MIT Researchers Create New Urban Network Analysis Toolbox
MIT News (09/06/11) Caroline McCall

Massachusetts Institute of Technology (MIT) researchers have developed an Urban Network Analysis (UNA) toolbox that can help urban designers and planners describe the spatial patterns of cities using mathematical network analysis techniques. "Network centrality measures are useful predictors for a number of interesting urban phenomena," says MIT's Andres Sevtsuk. The new toolbox, which is an open source plug-in for ArcGIS, enables urban designers to compute five types of graph analysis measures on spatial networks, including reach, gravity, betweenness, closeness, and straightness. The tools utilize several features that make network analysis especially suited for urban street networks. The tools account for geometry and distances in the input networks, as well as incorporating buildings, which are used as the spatial units of analysis for all measures. The tools also allow buildings to be weighted based on their particular characteristics, such as volume, population, and general importance. In addition, the toolbox offers a set of analysis options to quantify how centrally each building is positioned in an urban environment and how easily a user can access different amenities from each location.

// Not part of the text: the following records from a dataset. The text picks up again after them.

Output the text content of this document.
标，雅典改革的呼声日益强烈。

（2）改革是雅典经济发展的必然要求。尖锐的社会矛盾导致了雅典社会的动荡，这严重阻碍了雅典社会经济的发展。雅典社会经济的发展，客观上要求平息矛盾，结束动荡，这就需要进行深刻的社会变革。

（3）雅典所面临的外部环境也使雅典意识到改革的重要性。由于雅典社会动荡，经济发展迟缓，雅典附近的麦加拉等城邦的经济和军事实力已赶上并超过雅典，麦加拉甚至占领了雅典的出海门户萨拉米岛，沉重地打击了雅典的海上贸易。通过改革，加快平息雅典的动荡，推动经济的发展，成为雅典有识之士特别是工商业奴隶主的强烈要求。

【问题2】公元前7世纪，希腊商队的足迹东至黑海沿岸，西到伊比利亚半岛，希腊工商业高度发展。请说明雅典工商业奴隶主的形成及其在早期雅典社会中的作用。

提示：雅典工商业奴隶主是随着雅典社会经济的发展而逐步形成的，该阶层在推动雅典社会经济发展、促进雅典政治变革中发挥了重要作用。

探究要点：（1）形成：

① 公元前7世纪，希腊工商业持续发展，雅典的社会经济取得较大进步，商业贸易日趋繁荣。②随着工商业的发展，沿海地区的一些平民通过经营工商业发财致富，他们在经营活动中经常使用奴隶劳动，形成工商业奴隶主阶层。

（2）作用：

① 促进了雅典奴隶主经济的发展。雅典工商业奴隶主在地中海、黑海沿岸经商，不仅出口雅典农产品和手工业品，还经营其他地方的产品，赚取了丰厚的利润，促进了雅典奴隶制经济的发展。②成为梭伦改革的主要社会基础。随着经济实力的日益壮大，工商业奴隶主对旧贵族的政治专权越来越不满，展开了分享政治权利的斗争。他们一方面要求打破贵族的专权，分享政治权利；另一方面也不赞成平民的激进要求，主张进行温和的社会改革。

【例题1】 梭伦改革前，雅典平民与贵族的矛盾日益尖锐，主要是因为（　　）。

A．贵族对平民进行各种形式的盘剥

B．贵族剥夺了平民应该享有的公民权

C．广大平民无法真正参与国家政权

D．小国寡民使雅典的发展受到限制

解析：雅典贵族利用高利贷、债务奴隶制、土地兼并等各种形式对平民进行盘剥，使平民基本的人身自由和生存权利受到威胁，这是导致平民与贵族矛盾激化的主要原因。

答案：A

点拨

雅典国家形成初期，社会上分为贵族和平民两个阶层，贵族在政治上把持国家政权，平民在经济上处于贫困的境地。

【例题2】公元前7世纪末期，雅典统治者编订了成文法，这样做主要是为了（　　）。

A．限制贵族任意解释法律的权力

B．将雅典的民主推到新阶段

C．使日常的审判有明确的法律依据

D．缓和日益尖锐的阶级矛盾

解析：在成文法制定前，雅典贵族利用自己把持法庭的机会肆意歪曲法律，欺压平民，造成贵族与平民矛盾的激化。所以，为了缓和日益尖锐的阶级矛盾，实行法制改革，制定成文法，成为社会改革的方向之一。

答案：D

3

'Culturomics 2.0' Forecasts Human Behavior by Supercomputing Global News
National Institute for Computational Sciences (09/06/11) Kalev Leetaru

In a paper published in First Monday, Kalev Leetaru of the University of Illinois at Urbana-Champaign describes how he used the large shared-memory supercomputer Nautilus to forecast and visualize human behavior, from civil unrest to the movement of individuals. The supercomputer enabled Leetaru to apply advanced tonal, geographic, and network analysis methods to three massive news archives totaling more than 100 million articles worldwide and spanning a half century. Nautilus produced a network 2.4 petabytes in size, containing more than 10 billion people, places, things, and activities connected by more than 100 trillion relationships. A subset of the findings were reproduced for a study using more traditional methods and smaller-scale workflows that offer a model for a new class of digital humanities research. The research shows, for example, that news coverage has become more negative, and visualizes societal conflicts and cooperation. The supercomputer is part of the National Institute for Computational Sciences network of advanced computing resources at the U.S.'s Oak Ridge National Laboratory.